Génération Vignerons y était.
Beaucoup de débats, de discussions et de polémiques aussi ; ambiance universitaire décalée comme on les aime ici à Nantes. Et puis, des travaux pratiques avec les trois dîners Slow Food à la Cantine du Voyage. Juste un petit rappel sur le Slow Food :
ce mouvement international est né en Italie, il y a 30 ans, à l’initiative du critique gastronomique Carlo Petrini qui avait piqué une colère en voyant s’installer un MacDo place d’Espagne à Rome. On ne peut pas être gastronome et ne pas être sensible à la protection des cuisines locales, des races locales, des espèces végétales en danger d’extermination. Ce mouvement anti-uniformisation s’est développé un peu partout dans le monde- 150 000 adhérents – mais curieusement pas beaucoup en France.

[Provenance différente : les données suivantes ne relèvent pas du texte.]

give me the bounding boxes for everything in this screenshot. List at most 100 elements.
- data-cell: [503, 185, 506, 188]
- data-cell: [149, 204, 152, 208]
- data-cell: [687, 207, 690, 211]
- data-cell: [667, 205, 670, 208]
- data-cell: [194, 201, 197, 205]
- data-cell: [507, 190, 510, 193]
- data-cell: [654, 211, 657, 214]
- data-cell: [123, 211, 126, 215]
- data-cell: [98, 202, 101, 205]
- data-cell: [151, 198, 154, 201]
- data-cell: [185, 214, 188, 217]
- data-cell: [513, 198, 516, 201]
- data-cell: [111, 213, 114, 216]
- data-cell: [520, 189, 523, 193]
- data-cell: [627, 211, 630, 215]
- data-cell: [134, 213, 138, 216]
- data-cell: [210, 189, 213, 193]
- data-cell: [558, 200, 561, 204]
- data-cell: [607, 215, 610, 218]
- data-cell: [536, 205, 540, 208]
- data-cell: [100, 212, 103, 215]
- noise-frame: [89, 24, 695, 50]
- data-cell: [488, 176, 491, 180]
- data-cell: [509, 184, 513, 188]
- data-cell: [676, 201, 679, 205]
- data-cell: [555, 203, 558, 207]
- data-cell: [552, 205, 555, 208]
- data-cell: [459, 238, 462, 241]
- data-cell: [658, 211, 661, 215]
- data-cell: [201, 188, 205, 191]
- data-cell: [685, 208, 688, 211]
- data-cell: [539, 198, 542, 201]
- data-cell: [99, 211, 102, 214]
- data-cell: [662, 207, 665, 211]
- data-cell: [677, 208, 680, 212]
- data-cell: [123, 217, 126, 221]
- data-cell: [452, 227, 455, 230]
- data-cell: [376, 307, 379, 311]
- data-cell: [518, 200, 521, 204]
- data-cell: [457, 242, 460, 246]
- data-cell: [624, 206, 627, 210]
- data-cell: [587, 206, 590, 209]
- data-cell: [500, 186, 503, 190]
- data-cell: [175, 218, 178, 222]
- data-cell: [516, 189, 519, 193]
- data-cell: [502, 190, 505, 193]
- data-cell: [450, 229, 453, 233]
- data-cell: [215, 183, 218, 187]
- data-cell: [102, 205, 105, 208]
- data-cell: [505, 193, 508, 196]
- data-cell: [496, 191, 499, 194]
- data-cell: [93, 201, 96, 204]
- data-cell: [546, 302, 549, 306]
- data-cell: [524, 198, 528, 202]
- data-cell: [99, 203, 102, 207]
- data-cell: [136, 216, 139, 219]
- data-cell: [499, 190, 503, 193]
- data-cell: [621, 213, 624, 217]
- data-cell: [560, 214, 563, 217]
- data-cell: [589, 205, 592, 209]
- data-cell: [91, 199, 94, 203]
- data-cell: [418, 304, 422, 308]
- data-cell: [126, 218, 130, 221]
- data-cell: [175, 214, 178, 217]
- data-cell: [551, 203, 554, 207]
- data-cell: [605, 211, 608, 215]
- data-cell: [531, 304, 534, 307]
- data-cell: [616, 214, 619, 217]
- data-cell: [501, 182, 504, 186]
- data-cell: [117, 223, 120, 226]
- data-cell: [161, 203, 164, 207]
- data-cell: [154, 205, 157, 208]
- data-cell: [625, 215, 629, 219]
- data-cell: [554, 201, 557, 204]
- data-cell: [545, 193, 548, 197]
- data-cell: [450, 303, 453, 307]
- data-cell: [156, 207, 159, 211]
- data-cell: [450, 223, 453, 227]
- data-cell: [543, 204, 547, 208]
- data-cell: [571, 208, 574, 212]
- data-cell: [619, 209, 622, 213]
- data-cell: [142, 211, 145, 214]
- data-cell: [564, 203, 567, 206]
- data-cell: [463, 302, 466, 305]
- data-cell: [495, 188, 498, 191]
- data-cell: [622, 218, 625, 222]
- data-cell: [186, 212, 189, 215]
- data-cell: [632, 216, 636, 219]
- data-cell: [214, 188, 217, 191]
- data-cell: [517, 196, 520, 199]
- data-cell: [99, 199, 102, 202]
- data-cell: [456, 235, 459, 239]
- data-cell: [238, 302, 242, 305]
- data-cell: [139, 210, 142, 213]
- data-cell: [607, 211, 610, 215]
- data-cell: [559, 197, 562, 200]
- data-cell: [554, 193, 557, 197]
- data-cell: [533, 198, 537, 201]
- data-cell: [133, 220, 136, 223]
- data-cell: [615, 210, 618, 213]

D’où cette initiative d’associer l’Alliance Slow Food des Cuisiniers très présente en Bretagne, à l’événement.
Me voilà embarqué dans un dîner militant sur le thème de l’univers végétal qui fait la part belle aux petites productions locales « bonnes, propres et justes ».
Panisse de pois chiche et gaspachos sans tomate en amuse-bouche,
pain perdu aux légumes en entrée, légumes rôtis, bouillons aux épices et j’en passe. Céleri, navet, pois de senteur ? Au petit jeu des devinettes mes voisins de table sont très forts, moi je prends des notes pour me donner une contenance.

Convaincant, mais qu’est–ce qu’on boit ?
Les organisateurs avaient choisi des vins du Domaine de l’Ecu, au Landreau dans le vignoble nantais ; peut-être le plus emblématique des domaines d’ici. Vignes cultivées en biodynamie depuis 30ans, vinification en amphore, Fred le vigneron c’est l’exigence faite homme, sa devise : du raisin et de l’amour.

À vous réveiller une légumineuse !
Jean-Philippe
PS : je souhaite présenter mes excuses aux lecteurs qui ont pu être choqués par la manière caricaturale dont j’ai présenté la Beuchelle tourangelle dans l’article Tours vaut bien le détour.